Skating as an outdoor exercise activity is one of best ways to enjoy the winter season and to pass those long cold days of winter in an enjoyable and fun way while at the same time benefitting your physical and mental health. It’s an exercise activity that will benefit your cardiovascular system, work out your entire legs, your glutes and your core.

It’s an activity that can be enjoyed at any age, both young and old, and all you need is a decent pair of skates that can be purchased either new or used at a relatively inexpensive price and should last you for many years.

Many cities around the world have outdoor skating rinks provided free of charge for people to enjoy. Some even allow skating on frozen rivers, ponds and lakes when it is safe to do so. You get the feeling of being free when you can skate on a large pond or small lake without having to constantly go round and round in circles as on skating rinks.

It’s a good idea to keep your bones and muscles strong before the skating season begins. A great way to do this is through regular strength training exercise. Focusing on your legs, the exercises that I like to do before I skate and that I recommend are the same ones I use for getting in shape and ready for inline skating (rollerblading): leg presses, leg extensions, calf raises and glutes exercises.
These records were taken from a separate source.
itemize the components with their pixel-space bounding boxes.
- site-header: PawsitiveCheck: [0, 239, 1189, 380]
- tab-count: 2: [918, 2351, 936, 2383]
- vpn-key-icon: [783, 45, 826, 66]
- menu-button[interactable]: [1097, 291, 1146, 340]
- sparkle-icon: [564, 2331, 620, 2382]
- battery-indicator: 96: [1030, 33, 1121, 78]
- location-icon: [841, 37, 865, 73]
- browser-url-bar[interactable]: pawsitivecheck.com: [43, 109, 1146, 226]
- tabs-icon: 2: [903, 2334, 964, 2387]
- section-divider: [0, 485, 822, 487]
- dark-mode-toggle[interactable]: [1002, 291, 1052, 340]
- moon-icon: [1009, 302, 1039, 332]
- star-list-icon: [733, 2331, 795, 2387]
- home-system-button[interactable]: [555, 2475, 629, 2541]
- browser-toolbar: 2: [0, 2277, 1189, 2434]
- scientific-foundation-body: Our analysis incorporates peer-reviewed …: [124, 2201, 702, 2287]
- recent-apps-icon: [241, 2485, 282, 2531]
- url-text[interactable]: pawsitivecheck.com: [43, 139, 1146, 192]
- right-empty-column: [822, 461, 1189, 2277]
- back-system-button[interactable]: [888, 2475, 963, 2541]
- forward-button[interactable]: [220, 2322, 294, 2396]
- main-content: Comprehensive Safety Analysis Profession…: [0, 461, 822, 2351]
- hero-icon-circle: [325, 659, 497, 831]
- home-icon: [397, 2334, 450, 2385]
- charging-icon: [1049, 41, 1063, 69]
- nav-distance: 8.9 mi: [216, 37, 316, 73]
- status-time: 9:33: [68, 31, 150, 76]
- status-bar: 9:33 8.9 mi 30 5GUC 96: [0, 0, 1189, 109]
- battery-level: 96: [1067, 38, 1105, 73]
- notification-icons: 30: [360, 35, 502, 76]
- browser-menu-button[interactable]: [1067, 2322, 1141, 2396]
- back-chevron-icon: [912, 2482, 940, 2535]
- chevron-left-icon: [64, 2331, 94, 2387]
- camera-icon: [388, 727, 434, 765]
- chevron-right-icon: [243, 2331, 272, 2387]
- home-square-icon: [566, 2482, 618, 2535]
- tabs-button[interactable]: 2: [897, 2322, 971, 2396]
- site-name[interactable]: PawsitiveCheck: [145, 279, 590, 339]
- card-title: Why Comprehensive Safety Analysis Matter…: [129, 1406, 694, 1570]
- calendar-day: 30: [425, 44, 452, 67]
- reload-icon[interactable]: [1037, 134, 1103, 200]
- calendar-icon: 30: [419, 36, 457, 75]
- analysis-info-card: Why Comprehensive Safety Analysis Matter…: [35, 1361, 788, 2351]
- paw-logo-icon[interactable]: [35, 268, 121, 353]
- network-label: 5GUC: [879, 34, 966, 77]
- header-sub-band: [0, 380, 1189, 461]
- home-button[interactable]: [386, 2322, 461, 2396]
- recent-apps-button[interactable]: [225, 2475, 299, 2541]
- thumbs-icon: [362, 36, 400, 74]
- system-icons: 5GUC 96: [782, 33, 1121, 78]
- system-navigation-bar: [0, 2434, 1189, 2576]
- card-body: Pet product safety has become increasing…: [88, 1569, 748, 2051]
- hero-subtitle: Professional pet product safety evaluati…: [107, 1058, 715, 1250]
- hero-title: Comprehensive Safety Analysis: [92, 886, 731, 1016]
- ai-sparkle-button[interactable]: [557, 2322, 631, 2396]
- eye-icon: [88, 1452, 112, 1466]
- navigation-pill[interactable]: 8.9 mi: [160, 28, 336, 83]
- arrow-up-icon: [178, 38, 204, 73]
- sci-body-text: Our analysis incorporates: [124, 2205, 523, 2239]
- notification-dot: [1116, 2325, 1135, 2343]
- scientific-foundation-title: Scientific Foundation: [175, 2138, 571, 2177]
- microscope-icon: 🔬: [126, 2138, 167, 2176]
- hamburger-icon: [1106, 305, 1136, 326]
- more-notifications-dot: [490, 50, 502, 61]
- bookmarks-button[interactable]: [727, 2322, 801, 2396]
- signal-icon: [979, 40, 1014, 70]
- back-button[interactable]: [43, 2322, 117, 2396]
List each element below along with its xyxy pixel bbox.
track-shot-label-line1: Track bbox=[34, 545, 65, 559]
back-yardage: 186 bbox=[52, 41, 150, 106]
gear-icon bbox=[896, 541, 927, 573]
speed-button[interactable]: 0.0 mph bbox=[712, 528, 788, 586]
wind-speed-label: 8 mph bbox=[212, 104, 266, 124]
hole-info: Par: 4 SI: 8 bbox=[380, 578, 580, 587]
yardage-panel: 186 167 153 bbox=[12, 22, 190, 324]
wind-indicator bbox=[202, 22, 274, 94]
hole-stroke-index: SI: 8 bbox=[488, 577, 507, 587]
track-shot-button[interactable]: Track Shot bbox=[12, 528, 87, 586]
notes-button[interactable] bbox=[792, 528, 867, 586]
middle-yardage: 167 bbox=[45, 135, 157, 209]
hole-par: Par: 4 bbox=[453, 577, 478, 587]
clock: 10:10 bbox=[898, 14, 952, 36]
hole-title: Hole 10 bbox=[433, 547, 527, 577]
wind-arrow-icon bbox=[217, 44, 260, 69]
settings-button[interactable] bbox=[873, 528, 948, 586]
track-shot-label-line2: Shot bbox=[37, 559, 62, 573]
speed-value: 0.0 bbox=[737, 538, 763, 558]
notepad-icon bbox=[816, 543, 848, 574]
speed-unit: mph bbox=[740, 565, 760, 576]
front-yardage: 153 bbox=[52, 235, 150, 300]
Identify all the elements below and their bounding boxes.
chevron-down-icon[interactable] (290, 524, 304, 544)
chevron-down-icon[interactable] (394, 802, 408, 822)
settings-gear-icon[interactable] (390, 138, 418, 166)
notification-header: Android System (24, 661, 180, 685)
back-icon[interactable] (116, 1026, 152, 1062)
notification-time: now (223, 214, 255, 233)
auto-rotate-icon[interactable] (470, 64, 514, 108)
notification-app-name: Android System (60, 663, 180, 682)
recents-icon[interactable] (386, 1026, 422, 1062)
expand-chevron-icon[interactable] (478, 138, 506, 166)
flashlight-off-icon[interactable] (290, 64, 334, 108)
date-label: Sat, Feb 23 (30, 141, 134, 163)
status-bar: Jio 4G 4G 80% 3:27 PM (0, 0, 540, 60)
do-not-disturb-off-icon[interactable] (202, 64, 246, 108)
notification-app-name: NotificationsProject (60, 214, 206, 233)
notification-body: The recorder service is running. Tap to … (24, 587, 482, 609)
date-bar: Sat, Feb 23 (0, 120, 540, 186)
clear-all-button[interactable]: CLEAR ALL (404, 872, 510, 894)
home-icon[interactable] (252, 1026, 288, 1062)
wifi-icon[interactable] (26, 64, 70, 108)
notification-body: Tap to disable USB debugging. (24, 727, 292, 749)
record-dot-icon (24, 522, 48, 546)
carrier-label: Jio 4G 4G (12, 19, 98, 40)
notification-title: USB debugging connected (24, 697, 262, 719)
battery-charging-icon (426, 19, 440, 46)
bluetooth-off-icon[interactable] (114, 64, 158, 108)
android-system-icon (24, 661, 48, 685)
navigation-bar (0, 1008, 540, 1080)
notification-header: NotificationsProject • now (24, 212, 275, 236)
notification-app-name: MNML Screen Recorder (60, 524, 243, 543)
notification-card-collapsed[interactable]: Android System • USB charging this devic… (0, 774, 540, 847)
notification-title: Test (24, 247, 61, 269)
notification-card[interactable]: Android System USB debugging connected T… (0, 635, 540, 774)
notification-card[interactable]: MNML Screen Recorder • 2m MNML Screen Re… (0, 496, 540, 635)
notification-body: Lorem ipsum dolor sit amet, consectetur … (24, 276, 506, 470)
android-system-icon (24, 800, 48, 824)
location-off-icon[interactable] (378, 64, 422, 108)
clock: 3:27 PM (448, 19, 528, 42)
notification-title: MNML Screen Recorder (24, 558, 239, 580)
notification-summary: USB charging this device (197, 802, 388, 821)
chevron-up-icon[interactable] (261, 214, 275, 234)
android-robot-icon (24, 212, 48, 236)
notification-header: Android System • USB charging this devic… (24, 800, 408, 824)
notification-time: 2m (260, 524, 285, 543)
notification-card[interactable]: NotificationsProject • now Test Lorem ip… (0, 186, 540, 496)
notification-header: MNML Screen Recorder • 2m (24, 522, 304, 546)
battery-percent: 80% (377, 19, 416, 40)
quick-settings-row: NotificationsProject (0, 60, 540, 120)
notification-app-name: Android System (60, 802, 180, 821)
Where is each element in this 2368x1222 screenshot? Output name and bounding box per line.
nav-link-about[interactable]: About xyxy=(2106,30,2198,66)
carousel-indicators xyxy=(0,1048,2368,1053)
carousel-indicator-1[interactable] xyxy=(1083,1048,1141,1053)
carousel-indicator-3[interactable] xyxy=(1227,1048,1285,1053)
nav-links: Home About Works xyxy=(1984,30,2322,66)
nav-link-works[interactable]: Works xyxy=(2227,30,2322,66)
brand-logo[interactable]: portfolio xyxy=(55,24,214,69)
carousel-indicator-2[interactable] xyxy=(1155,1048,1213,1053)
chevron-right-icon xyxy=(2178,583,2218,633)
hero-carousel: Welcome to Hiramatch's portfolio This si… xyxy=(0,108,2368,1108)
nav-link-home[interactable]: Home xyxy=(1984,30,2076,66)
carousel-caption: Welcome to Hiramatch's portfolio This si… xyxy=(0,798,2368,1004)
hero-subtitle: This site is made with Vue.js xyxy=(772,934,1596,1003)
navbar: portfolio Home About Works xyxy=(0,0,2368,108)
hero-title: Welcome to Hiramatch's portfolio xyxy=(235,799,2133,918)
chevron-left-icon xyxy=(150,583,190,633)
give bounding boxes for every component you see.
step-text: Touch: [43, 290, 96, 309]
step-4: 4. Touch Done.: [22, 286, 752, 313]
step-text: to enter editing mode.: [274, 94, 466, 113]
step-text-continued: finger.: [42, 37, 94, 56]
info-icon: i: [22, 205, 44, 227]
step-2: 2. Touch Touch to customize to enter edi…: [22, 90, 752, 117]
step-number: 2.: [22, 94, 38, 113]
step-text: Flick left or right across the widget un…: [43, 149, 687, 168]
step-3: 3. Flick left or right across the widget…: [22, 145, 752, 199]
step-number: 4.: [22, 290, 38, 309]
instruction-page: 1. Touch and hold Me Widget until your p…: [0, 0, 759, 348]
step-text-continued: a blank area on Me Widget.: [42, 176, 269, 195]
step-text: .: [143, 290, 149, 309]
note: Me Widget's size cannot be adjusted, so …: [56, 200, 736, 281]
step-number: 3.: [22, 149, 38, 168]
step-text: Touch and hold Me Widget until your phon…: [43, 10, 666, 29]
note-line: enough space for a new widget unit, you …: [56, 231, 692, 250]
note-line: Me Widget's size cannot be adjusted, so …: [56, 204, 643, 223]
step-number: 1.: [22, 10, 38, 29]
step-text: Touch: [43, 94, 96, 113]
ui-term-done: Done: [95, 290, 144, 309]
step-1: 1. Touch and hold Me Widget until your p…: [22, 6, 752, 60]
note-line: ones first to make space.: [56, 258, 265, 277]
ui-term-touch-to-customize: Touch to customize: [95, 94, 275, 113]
You can also add in lunges if you like! At the same time you should also take the time to exercise your upper body and core. You can find various exercises here to do this because a well-balanced weight training program involves the upper, middle and lower parts of the body. This will ensure that your upper and lower body along with your core are strong thus helping you to avoid injuries if you say fall and it provides you with added strength to maintain balance.

Simultaneously, as you work out with weights, you should incorporate upper and lower body (leg) stretches to maintain muscle flexibility.

If you like, walking is also a good way to keep your body in shape for skating but I recommend that you also combine it with strength training and regular stretching.

When you do go skating it is good to dress warmly to keep your muscles warm to prevent muscle soreness and the chance of pulling a muscle or having your muscles tighten up on you. For example, for your legs wear long underwear and sufficient clothing to keep your upper body warm: a warm coat, hat and gloves.

Ice skating is just one winter exercise activity that you can do to beat the winter blues and stay active and healthy. It is probably the most convenient and inexpensive sport to enjoy.